FPÖ: Kappel: Unlautere Budgettricks mit Finanztransaktionssteuer beenden!

Steuer steht vor dem Aus, Österreich rechnet seit 2014 mit 500 Millionen Euro jährlich

Wien (OTS) - Im Budgetplan 2014-2017 waren jährliche Einnahmen in Höhe von 500 Millionen Euro aus der Finanztransaktionssteuer vorgesehen, obwohl es diese Steuer gar nicht gibt und aller Voraussicht nach auch in Zukunft nicht geben wird. „Das sind unlautere Budgettricks und deshalb zu beenden“, fordert die freiheitliche Europaabgeordnete Dr. Barbara Kappel. Deutschland, das sich bis vor kurzem noch gemeinsam mit Österreich und acht anderen EU-Mitgliedstaaten für die Einführung einer Finanztransaktionssteuer im Alleingang von zehn Ländern aussprach, hat im Unterschied zu Österreich keine fiktiven Einnahmen aus dieser Steuer im Budget vorgesehen.

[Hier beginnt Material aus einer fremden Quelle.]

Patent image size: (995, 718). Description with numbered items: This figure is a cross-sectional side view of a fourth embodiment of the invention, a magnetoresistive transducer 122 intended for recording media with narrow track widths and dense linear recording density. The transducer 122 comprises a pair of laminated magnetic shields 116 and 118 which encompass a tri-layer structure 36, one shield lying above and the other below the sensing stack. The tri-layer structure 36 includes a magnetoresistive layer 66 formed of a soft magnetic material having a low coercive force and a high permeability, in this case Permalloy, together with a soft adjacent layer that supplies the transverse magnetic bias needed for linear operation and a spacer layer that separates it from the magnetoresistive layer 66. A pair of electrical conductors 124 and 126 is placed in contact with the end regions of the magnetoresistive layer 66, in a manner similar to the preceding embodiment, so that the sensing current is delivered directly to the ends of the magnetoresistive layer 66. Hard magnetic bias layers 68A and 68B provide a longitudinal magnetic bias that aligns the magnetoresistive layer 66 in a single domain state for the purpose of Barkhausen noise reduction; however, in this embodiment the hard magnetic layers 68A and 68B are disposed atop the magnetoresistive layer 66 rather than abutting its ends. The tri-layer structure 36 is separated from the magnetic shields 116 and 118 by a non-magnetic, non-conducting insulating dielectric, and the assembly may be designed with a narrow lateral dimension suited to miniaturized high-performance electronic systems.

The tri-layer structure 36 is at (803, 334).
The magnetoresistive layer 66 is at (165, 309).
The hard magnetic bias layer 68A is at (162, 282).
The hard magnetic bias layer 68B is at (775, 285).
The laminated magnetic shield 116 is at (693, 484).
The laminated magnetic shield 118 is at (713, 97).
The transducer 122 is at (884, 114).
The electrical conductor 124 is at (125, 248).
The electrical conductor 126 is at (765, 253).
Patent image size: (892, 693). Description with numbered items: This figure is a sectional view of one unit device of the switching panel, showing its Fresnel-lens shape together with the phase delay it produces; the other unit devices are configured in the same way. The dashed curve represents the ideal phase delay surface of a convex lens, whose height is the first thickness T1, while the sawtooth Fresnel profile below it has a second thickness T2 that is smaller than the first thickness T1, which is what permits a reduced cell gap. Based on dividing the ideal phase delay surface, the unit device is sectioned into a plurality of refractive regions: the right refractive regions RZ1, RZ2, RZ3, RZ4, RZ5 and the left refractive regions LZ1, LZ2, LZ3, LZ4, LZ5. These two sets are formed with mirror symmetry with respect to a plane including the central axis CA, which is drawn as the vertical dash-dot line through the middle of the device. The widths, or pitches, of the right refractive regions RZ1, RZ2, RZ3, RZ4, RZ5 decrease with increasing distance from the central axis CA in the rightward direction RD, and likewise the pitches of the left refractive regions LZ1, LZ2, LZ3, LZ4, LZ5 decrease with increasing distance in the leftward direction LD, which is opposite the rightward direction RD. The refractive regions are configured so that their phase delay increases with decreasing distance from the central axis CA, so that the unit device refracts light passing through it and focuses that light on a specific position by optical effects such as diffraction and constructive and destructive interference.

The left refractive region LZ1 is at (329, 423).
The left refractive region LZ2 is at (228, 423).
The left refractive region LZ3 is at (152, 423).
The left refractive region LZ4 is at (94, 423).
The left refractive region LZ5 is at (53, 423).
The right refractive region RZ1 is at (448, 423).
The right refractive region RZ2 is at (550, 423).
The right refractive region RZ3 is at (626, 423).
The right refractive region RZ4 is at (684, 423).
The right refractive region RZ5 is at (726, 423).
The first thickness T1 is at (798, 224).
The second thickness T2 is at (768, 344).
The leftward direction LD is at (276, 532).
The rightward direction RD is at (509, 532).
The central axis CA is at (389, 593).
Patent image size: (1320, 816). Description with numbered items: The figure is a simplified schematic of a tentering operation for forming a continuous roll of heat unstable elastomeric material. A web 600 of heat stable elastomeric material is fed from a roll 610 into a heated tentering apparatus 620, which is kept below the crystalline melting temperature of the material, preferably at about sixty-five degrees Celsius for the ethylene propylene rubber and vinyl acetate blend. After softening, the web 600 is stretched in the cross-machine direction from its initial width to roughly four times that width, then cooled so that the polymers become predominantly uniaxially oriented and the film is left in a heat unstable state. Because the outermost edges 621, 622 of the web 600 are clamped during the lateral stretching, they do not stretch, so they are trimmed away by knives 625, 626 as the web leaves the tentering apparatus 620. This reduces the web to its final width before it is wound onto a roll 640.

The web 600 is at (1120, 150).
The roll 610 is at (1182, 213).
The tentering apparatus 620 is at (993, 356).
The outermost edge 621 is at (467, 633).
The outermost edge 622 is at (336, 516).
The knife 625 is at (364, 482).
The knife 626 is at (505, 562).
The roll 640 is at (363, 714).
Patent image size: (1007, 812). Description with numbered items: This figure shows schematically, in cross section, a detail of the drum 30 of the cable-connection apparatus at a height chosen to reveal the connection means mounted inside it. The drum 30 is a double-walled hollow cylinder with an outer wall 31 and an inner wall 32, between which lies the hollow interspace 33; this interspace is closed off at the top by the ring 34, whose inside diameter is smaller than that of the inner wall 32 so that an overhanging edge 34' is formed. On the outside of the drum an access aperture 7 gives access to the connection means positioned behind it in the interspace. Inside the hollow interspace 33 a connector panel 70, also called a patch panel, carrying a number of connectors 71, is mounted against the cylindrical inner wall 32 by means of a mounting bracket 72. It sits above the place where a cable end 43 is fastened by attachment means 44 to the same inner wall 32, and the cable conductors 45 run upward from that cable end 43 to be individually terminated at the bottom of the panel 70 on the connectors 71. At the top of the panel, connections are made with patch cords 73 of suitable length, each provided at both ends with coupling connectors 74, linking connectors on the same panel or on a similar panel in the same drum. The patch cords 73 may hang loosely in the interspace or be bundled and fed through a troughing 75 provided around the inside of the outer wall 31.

Während Finanzminister Schelling beim Ecofin-Rat im Juni noch von einem Durchbruch bei der Finanztransaktionssteuer sprach und weitere Verhandlungen über die Höhe der Steuersätze mit der sogenannten „Koalition der Willigen“ führen will, hat Deutschlands Finanzminister Schäuble beim G20-Treffen im chinesischen Chengdu am vergangenen Wochenende eine Wende vollzogen. Eine solche Steuer bringe im europäischen Alleingang wenig, sondern müsse in einem globalen Kontext umgesetzt werden sagte Wolfgang Schäuble sinngemäß und ergriff als erster Vertreter einer Top-Wirtschaftsmacht die Initiative für die Einführung einer globalen Finanztransaktionssteuer.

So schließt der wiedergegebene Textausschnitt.